I just wanted to personally thank you for sending emails like this. Every time you do, I use it as a reminder of the importance of using sick days for mental health — I can’t believe this is not standard practice at all organizations. You are an example to us all, and help cut through the stigma so we can all bring our whole selves to work.”
Needless to say, Madalyn was moved by her boss’ response. So much so, she decided to share it with all her followers on Twitter.
This happened back in June of 2017, and since then, it has been retweeted over 16,000 times and accumulated over 50,000 likes.
Madalyn was amazed by all the positive responses. “It’s nice to see some warm, fuzzy feelings pass around the internet for once,” Parker said.
“I’ve been absolutely blown away by the magnitude though. I didn’t expect so much attention!”
Many people were inspired by Madalyn’s post. One person who suffers from panic attacks replied:
“Thanks for giving me hope that I can find a job as I am.”
“That is bloody incredible. What a fantastic CEO you have,” wrote another.
Some people commented on their own boss, and how they wished to have a boss who was understanding and viewed them as a person.
Of course, there will always be haters out there. One user questioned the difference between sick days and vacation time – isn’t vacation time supposed to be for mental health?
While technically that might be true, it ignores the bigger picture. According to Madalyn, there’s a distinction between how we view sick days and vacation days regarding how that time is spent.
“I took an entire month off to do partial hospitalization last summer and that was sick leave,” Madalyn replied. “”I still felt like I could use vacation time because I didn’t use it and it’s a separate concept.”
Perhaps even more attention was paid to Ben Congleton, the CEO of Madalyn’s company, Olark.
People were shocked that a CEO even cared about mental health, let alone thanked Madalyn for the reminder to him, and to all, to take mental health breaks.

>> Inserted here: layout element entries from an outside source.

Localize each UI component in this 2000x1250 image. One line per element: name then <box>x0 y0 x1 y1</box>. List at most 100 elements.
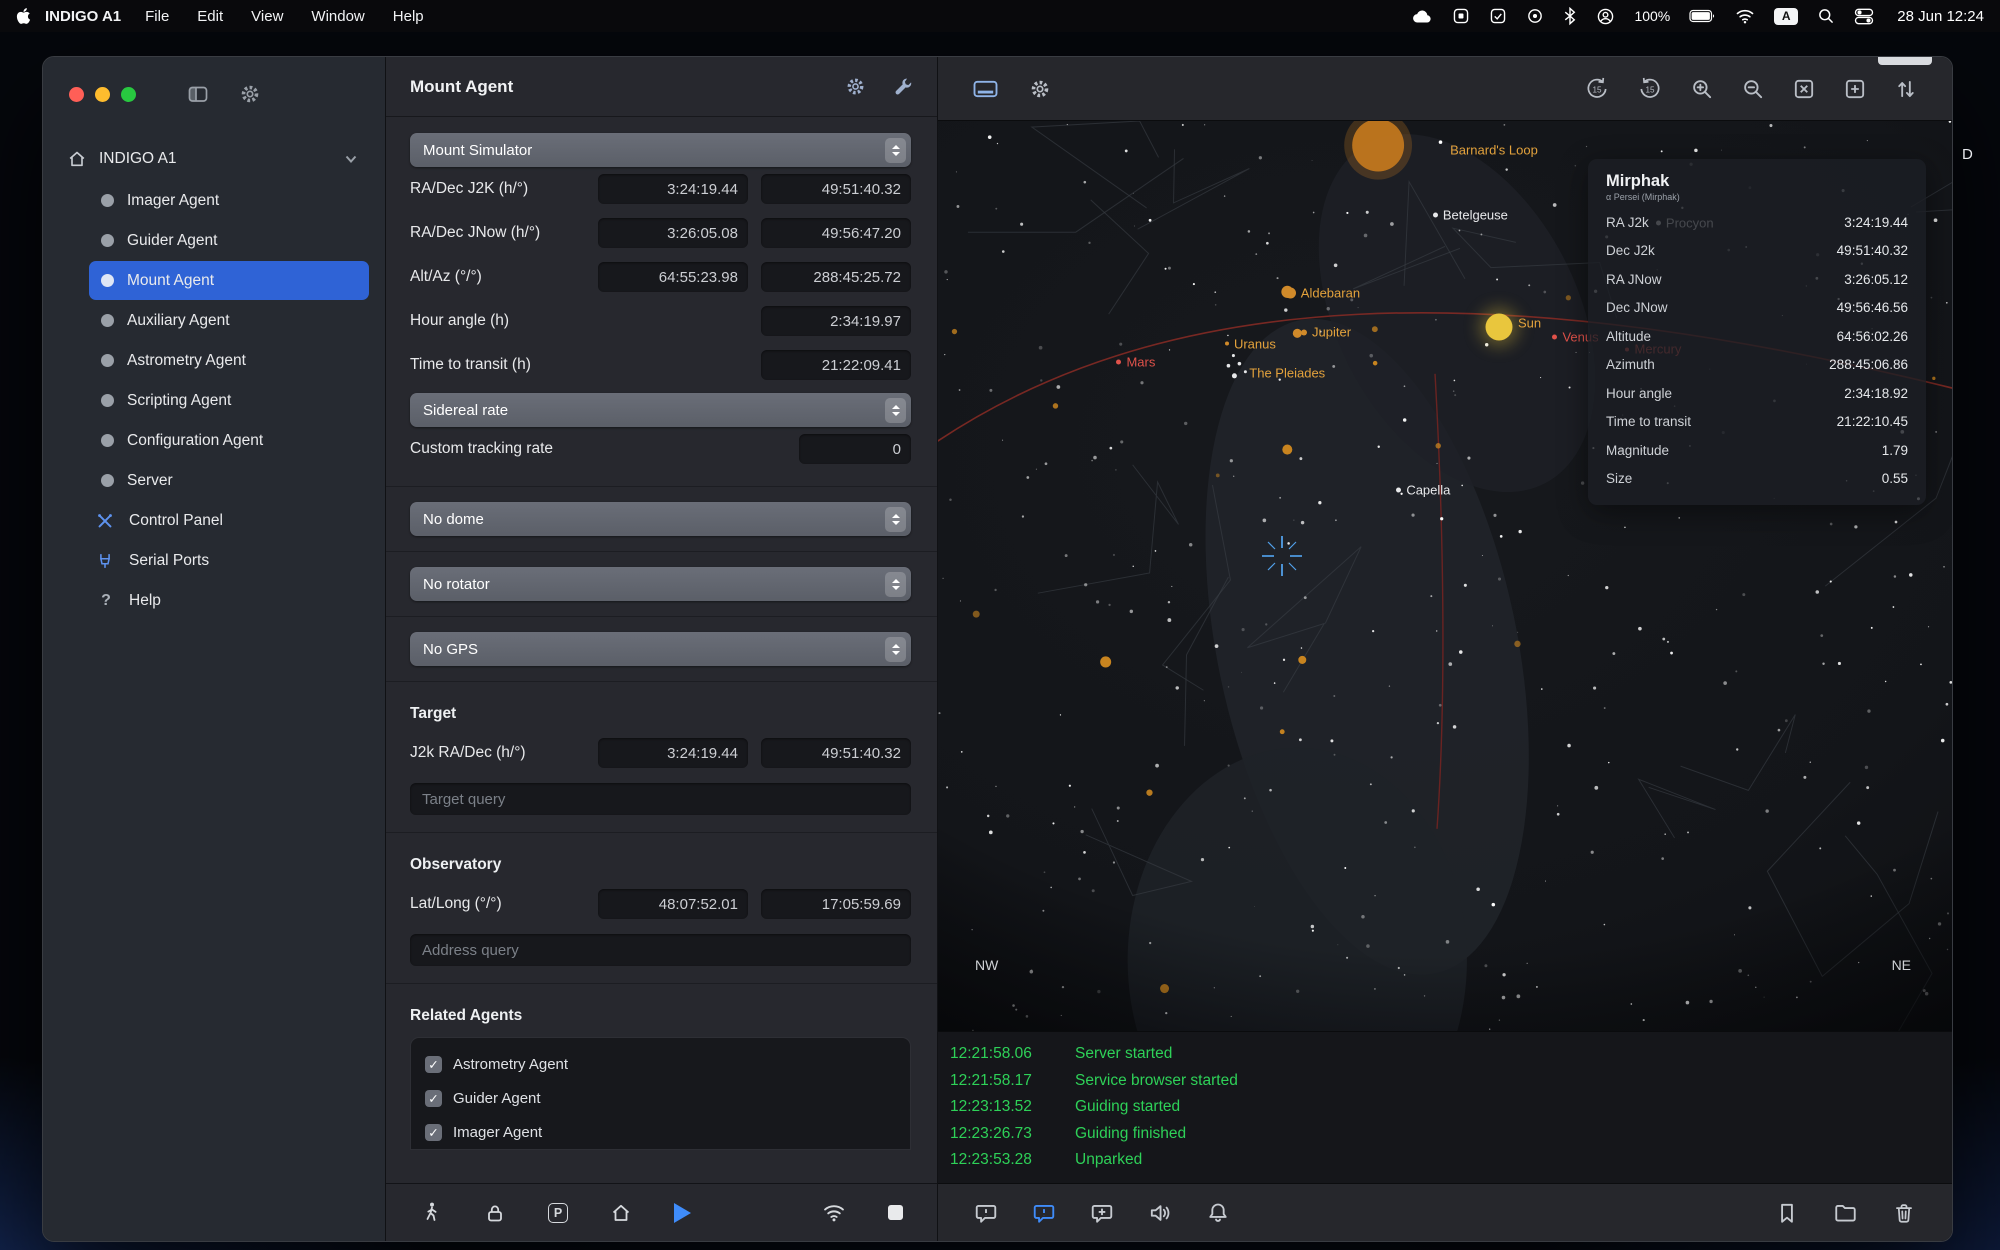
input-source-icon[interactable]: A <box>1774 8 1798 25</box>
minimize-window-button[interactable] <box>95 87 110 102</box>
agent-dot-icon <box>101 474 114 487</box>
agent-dot-icon <box>101 434 114 447</box>
related-agent-guider[interactable]: Guider Agent <box>425 1081 896 1115</box>
home-position-icon[interactable] <box>610 1202 632 1224</box>
sidebar-item-serial-ports[interactable]: Serial Ports <box>89 541 369 580</box>
checkbox-checked-icon[interactable] <box>425 1090 442 1107</box>
chevron-down-icon[interactable] <box>343 151 359 167</box>
sidebar-item-label: Guider Agent <box>127 232 217 250</box>
hour-angle-field[interactable]: 2:34:19.97 <box>761 306 911 336</box>
sidebar-item-guider-agent[interactable]: Guider Agent <box>89 221 369 260</box>
dec-jnow-field[interactable]: 49:56:47.20 <box>761 218 911 248</box>
ra-j2k-field[interactable]: 3:24:19.44 <box>598 174 748 204</box>
wifi-icon[interactable] <box>1735 8 1755 24</box>
menu-window[interactable]: Window <box>311 8 364 25</box>
park-button[interactable]: P <box>548 1203 568 1223</box>
latitude-field[interactable]: 48:07:52.01 <box>598 889 748 919</box>
icloud-status-icon[interactable] <box>1411 7 1433 25</box>
control-center-icon[interactable] <box>1854 8 1874 25</box>
gps-select[interactable]: No GPS <box>410 632 911 666</box>
sort-updown-icon[interactable] <box>1894 77 1918 101</box>
target-dec-field[interactable]: 49:51:40.32 <box>761 738 911 768</box>
trash-icon[interactable] <box>1892 1201 1916 1225</box>
target-ra-field[interactable]: 3:24:19.44 <box>598 738 748 768</box>
menu-view[interactable]: View <box>251 8 283 25</box>
sidebar-item-server[interactable]: Server <box>89 461 369 500</box>
checkmark-app-icon[interactable] <box>1489 7 1507 25</box>
checkbox-checked-icon[interactable] <box>425 1124 442 1141</box>
custom-tracking-rate-field[interactable]: 0 <box>799 434 911 464</box>
menu-edit[interactable]: Edit <box>197 8 223 25</box>
zoom-out-icon[interactable] <box>1741 77 1765 101</box>
bookmark-icon[interactable] <box>1775 1201 1799 1225</box>
agent-tools-wrench-icon[interactable] <box>892 76 913 97</box>
menubar-clock[interactable]: 28 Jun 12:24 <box>1897 8 1984 25</box>
info-row: Azimuth288:45:06.86 <box>1606 351 1908 380</box>
lock-icon[interactable] <box>484 1202 506 1224</box>
connection-wifi-icon[interactable] <box>822 1203 846 1222</box>
zoom-in-icon[interactable] <box>1690 77 1714 101</box>
spotlight-icon[interactable] <box>1817 7 1835 25</box>
related-agent-astrometry[interactable]: Astrometry Agent <box>425 1047 896 1081</box>
airplay-status-icon[interactable] <box>1526 7 1544 25</box>
sound-speaker-icon[interactable] <box>1148 1201 1172 1225</box>
panel-title: Mount Agent <box>410 77 513 97</box>
az-field[interactable]: 288:45:25.72 <box>761 262 911 292</box>
tracking-walk-icon[interactable] <box>420 1201 442 1224</box>
slew-play-button[interactable] <box>674 1203 691 1223</box>
agent-settings-gear-icon[interactable] <box>845 76 866 97</box>
time-to-transit-field[interactable]: 21:22:09.41 <box>761 350 911 380</box>
zoom-window-button[interactable] <box>121 87 136 102</box>
menubar-app-name[interactable]: INDIGO A1 <box>45 8 121 25</box>
menu-file[interactable]: File <box>145 8 169 25</box>
abort-stop-button[interactable] <box>888 1205 903 1220</box>
window-grabber[interactable] <box>1878 56 1932 65</box>
apple-menu[interactable] <box>16 7 31 25</box>
tracking-rate-select[interactable]: Sidereal rate <box>410 393 911 427</box>
sidebar-item-configuration-agent[interactable]: Configuration Agent <box>89 421 369 460</box>
rotator-select[interactable]: No rotator <box>410 567 911 601</box>
related-agent-imager[interactable]: Imager Agent <box>425 1115 896 1149</box>
divider <box>386 832 937 833</box>
address-query-input[interactable] <box>410 934 911 966</box>
sidebar-item-astrometry-agent[interactable]: Astrometry Agent <box>89 341 369 380</box>
notifications-bell-icon[interactable] <box>1206 1201 1230 1225</box>
menu-help[interactable]: Help <box>393 8 424 25</box>
log-filter-bubble-icon[interactable] <box>974 1201 998 1225</box>
clear-selection-box-x-icon[interactable] <box>1792 77 1816 101</box>
field-label: Alt/Az (°/°) <box>410 268 598 286</box>
sidebar-item-help[interactable]: ? Help <box>89 581 369 620</box>
sidebar-toggle-icon[interactable] <box>187 83 209 105</box>
mount-device-select[interactable]: Mount Simulator <box>410 133 911 167</box>
bluetooth-icon[interactable] <box>1563 7 1577 26</box>
rotate-cw-15-icon[interactable]: 15 <box>1637 76 1663 102</box>
dome-select[interactable]: No dome <box>410 502 911 536</box>
checkbox-checked-icon[interactable] <box>425 1056 442 1073</box>
close-window-button[interactable] <box>69 87 84 102</box>
app-grid-icon[interactable] <box>1452 7 1470 25</box>
dec-j2k-field[interactable]: 49:51:40.32 <box>761 174 911 204</box>
log-filter-bubble-selected-icon[interactable] <box>1032 1201 1056 1225</box>
sky-map[interactable]: Barnard's Loop Betelgeuse Aldebaran Jupi… <box>938 121 1952 1031</box>
alt-field[interactable]: 64:55:23.98 <box>598 262 748 292</box>
map-settings-gear-icon[interactable] <box>1029 78 1051 100</box>
sidebar-settings-gear-icon[interactable] <box>239 83 261 105</box>
user-account-icon[interactable] <box>1596 7 1615 26</box>
mount-crosshair <box>1258 532 1306 580</box>
sidebar-item-mount-agent[interactable]: Mount Agent <box>89 261 369 300</box>
sidebar-item-auxiliary-agent[interactable]: Auxiliary Agent <box>89 301 369 340</box>
ra-jnow-field[interactable]: 3:26:05.08 <box>598 218 748 248</box>
add-object-box-plus-icon[interactable] <box>1843 77 1867 101</box>
target-query-input[interactable] <box>410 783 911 815</box>
menu-bar: INDIGO A1 File Edit View Window Help 100… <box>0 0 2000 32</box>
rotate-ccw-15-icon[interactable]: 15 <box>1584 76 1610 102</box>
folder-icon[interactable] <box>1833 1201 1858 1225</box>
longitude-field[interactable]: 17:05:59.69 <box>761 889 911 919</box>
sidebar-item-scripting-agent[interactable]: Scripting Agent <box>89 381 369 420</box>
add-comment-bubble-icon[interactable] <box>1090 1201 1114 1225</box>
sidebar-root-server[interactable]: INDIGO A1 <box>67 139 371 179</box>
battery-icon[interactable] <box>1689 9 1716 23</box>
sidebar-item-control-panel[interactable]: Control Panel <box>89 501 369 540</box>
sidebar-item-imager-agent[interactable]: Imager Agent <box>89 181 369 220</box>
display-mode-icon[interactable] <box>972 78 999 100</box>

One month after this event, Ben wrote a blog post on Medium about mental health issues in the workplace in which he stressed the importance of prioritizing paid sick leave, as well as the need to stop stigmatizing mental health issues in the workplace.
He also stressed the importance of seeing employees as people over workers.
“It’s 2017. We are in a knowledge economy. Our jobs require us to execute at peak mental performance,” Ben Congleton wrote. “When an athlete is injured, they sit on the bench and recover. Let’s get rid of the idea that somehow the brain is different.”